A humble setting representing the life of the Savior
President Holland described the humble circumstances of the first Nativity, quoting the hymn “Once upon a time in the city of Royal David,” and said, “His refuge was a stable, and his cradle was a stable. Among the poor, the lowly, and the lowly, our holy Savior dwelt on earth.”
He added, “Just a few years later, the baby became orphaned again, declaring that he had “trodden the winepress all alone,” declaring that no one was with him (Isaiah 63:3), and in the depths of his suffering, fearing that he had been completely abandoned by his Heavenly Father.”
President Holland said that understanding of this suffering came later and “turned Christmas night into a night of joy and promise, a night of angels and stars and salvation, a night of hopefully being with loved ones.”
In his April 2009 general conference talk, “No One Was With Him,” President Holland detailed the “difficult moment of this lonely journey to redemption,” the loneliness Christ felt in his final moments of mortality (see Matthew 27:46).
“But Jesus endured,” he said then. “He pressed on. The goodness within him allowed faith to triumph even in a state of utter suffering.
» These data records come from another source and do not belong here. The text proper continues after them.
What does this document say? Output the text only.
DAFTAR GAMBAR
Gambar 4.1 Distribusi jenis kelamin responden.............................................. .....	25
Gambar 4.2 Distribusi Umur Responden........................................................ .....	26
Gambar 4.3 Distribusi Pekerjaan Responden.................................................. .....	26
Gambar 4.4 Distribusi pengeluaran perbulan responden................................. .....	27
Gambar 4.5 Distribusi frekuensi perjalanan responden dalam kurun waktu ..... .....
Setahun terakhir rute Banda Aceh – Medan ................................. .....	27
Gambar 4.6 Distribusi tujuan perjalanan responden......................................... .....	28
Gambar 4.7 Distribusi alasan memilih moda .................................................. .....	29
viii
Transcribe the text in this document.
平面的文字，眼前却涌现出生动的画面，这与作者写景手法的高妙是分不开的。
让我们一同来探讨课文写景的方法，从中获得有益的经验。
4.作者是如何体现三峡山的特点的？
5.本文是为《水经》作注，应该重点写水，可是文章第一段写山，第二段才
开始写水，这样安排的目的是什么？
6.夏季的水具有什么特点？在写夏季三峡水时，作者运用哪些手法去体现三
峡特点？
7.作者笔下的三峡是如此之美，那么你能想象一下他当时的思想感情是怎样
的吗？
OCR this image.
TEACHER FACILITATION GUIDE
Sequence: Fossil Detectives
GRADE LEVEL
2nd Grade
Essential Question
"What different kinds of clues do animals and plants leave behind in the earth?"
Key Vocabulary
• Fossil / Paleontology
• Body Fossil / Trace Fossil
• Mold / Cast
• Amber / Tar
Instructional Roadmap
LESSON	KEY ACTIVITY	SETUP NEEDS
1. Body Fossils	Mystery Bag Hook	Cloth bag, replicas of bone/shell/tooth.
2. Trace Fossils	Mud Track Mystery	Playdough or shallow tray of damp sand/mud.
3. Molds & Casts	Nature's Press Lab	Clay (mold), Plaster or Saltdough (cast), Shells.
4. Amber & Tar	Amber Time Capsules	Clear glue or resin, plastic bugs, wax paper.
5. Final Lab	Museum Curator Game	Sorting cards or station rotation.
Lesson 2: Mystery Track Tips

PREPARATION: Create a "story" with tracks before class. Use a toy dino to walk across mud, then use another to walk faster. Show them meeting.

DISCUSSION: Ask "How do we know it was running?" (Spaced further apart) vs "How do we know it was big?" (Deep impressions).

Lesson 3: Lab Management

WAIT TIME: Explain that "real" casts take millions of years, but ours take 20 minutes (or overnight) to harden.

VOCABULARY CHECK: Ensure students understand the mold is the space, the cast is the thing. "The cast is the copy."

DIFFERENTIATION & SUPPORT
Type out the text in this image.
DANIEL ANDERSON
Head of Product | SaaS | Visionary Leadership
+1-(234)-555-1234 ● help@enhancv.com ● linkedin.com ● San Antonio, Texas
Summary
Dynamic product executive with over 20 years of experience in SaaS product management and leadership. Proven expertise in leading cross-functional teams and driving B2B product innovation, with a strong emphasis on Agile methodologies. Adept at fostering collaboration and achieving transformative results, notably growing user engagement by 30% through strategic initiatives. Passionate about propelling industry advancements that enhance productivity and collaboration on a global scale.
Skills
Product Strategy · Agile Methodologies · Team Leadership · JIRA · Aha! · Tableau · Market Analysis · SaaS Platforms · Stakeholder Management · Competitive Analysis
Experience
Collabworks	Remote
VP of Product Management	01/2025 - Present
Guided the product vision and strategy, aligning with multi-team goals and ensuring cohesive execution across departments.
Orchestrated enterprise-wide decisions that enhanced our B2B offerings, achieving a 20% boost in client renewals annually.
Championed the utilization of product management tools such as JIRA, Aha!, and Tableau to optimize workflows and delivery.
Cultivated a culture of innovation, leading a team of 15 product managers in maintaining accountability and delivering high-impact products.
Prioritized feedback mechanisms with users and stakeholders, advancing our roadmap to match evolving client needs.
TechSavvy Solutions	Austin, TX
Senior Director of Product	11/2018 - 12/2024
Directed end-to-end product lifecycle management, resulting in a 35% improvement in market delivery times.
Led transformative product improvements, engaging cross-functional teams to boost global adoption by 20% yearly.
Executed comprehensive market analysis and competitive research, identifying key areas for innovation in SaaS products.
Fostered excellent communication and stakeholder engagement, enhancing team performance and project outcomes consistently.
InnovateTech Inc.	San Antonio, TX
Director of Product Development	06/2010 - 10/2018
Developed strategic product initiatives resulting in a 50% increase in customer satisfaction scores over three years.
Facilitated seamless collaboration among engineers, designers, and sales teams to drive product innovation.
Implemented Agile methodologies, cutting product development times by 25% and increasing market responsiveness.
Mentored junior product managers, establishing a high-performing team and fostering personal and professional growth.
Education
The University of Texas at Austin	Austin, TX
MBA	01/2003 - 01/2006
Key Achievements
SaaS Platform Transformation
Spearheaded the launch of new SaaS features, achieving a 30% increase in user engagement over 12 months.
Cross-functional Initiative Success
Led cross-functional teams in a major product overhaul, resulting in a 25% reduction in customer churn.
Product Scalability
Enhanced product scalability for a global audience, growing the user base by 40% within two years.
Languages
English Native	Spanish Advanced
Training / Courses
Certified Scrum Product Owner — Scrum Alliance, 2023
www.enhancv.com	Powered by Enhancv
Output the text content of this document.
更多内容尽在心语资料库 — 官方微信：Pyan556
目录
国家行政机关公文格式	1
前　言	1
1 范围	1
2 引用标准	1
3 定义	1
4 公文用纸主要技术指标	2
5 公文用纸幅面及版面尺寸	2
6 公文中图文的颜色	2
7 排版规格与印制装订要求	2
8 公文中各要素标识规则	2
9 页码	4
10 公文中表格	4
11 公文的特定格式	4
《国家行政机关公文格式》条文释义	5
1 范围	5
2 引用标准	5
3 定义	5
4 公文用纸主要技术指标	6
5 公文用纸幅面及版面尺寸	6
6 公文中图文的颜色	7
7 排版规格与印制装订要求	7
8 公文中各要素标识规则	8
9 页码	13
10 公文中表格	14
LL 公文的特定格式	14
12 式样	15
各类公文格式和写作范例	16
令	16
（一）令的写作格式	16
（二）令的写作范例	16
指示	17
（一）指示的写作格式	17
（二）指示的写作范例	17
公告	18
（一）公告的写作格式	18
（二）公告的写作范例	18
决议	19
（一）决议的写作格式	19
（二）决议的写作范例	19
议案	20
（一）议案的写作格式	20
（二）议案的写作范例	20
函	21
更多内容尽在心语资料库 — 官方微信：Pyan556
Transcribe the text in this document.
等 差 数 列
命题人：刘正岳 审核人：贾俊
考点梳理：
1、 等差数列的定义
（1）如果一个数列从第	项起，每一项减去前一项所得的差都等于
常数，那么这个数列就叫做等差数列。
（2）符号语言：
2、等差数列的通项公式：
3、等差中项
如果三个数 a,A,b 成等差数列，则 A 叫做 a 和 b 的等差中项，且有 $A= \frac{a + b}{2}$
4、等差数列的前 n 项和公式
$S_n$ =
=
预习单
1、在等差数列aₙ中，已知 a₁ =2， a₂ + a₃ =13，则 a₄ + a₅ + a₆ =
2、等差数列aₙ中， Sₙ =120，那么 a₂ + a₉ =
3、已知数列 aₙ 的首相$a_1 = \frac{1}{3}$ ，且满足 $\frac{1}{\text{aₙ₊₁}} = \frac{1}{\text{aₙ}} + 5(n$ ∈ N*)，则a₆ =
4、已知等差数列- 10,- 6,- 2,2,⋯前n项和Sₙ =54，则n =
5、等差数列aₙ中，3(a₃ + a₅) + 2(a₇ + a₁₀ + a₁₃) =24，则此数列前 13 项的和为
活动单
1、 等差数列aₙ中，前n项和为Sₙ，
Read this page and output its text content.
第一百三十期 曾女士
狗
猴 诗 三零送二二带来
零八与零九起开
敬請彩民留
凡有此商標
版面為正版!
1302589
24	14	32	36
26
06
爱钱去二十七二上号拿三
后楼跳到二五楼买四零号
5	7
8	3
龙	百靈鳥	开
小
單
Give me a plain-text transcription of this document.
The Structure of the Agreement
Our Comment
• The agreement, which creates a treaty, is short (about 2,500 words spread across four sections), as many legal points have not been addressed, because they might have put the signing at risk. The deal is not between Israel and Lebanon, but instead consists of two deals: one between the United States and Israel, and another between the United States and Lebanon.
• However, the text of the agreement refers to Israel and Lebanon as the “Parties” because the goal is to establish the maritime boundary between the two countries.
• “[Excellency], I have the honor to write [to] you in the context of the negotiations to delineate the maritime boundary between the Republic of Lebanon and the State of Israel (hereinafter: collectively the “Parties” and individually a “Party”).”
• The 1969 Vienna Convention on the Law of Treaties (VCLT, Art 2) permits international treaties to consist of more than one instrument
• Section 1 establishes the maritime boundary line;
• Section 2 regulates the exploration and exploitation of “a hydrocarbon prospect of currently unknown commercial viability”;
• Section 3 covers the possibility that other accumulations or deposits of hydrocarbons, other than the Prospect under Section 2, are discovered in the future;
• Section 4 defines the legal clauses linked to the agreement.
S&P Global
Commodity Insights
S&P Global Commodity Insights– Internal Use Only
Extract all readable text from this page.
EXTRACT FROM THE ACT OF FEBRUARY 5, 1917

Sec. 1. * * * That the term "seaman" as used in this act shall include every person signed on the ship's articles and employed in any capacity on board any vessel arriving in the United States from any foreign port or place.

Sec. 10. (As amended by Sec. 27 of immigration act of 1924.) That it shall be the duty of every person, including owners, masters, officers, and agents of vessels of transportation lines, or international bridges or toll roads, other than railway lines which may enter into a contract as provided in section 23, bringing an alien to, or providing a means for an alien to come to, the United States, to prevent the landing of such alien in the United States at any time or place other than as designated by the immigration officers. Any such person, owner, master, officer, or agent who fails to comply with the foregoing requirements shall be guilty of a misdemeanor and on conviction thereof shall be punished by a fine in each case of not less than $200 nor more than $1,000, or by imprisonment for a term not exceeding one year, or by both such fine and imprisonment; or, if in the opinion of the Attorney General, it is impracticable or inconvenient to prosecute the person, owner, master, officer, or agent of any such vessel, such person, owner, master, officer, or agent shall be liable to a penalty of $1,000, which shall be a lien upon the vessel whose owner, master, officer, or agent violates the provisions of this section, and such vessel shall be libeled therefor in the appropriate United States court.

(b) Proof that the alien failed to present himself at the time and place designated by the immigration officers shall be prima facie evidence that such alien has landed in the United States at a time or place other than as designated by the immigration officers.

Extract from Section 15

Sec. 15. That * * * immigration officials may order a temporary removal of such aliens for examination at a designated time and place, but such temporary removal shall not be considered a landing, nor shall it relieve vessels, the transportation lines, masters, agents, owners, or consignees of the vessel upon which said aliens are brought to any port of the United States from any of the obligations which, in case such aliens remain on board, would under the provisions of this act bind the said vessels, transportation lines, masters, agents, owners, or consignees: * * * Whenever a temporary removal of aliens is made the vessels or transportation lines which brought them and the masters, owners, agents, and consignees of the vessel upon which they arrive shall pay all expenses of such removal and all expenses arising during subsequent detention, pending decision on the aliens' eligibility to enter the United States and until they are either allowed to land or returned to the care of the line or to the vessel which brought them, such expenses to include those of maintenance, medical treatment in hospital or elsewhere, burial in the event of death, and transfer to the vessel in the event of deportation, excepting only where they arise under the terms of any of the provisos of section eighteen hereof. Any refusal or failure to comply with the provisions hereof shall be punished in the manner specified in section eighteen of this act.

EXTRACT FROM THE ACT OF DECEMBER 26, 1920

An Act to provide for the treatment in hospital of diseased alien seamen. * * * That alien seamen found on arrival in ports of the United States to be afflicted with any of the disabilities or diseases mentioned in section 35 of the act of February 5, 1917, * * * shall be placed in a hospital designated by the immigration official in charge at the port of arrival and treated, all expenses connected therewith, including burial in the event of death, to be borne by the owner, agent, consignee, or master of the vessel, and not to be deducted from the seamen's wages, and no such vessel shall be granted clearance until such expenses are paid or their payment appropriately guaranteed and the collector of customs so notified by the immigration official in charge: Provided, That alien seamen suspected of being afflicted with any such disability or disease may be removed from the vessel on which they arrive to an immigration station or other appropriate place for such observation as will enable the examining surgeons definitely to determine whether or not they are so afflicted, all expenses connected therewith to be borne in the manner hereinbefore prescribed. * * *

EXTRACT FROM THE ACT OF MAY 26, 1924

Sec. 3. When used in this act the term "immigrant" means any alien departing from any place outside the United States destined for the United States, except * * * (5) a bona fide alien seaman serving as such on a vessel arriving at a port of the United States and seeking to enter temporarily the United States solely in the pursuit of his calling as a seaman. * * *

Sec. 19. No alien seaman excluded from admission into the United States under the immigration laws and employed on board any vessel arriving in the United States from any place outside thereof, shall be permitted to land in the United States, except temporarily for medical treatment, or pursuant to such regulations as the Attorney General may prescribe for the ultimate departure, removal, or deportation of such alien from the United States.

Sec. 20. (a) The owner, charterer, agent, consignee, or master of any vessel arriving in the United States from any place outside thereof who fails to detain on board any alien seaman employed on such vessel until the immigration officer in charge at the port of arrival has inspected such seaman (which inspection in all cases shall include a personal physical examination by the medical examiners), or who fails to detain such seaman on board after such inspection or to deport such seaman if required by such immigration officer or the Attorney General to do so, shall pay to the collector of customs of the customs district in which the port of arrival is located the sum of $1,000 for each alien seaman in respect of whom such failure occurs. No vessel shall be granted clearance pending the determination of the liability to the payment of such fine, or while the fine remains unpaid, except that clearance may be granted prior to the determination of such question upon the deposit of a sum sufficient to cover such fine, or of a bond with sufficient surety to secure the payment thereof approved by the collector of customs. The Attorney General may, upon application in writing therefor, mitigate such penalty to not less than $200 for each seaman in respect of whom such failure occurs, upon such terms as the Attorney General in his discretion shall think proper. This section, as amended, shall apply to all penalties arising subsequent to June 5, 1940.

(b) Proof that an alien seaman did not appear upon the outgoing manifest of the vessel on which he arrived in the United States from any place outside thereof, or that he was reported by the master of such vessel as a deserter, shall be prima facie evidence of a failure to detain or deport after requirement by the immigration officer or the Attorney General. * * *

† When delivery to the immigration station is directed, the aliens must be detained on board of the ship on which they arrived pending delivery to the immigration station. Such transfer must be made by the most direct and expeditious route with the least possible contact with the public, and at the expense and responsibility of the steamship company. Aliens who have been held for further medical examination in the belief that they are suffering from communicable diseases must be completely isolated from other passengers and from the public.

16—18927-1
The trust in which he lived told him that despite his feelings, God’s mercy was never lacking, that God was always faithful, that God would never run away or forsake us.”
President Holland added in 2009, “Jesus walked such a long and lonely road so completely alone that we don’t have to.”

“Christmas’s greatest gift”
President Holland concluded Sunday’s address by praising the sometimes lonely but rewarding service of missionaries and reading a Christmas letter of reflection and kindness from one of his former missionaries, the late Church President Gordon B. Hinckley.
The letter read, “Dear Dad, this is the first time in my life that I didn’t come home for Christmas.” “Dad, I miss you so much, but with this new distance between us, I’m starting to see the true spirit of Christmas in your life. Dad, God bless you and may you continue to be wonderful to me.”
President Holland left his audience with the blessings of the season and a witness to the blessings they will remember during this season.
“We thank our Heavenly Father for the greatest gift of Christmas: the Promised Messiah.”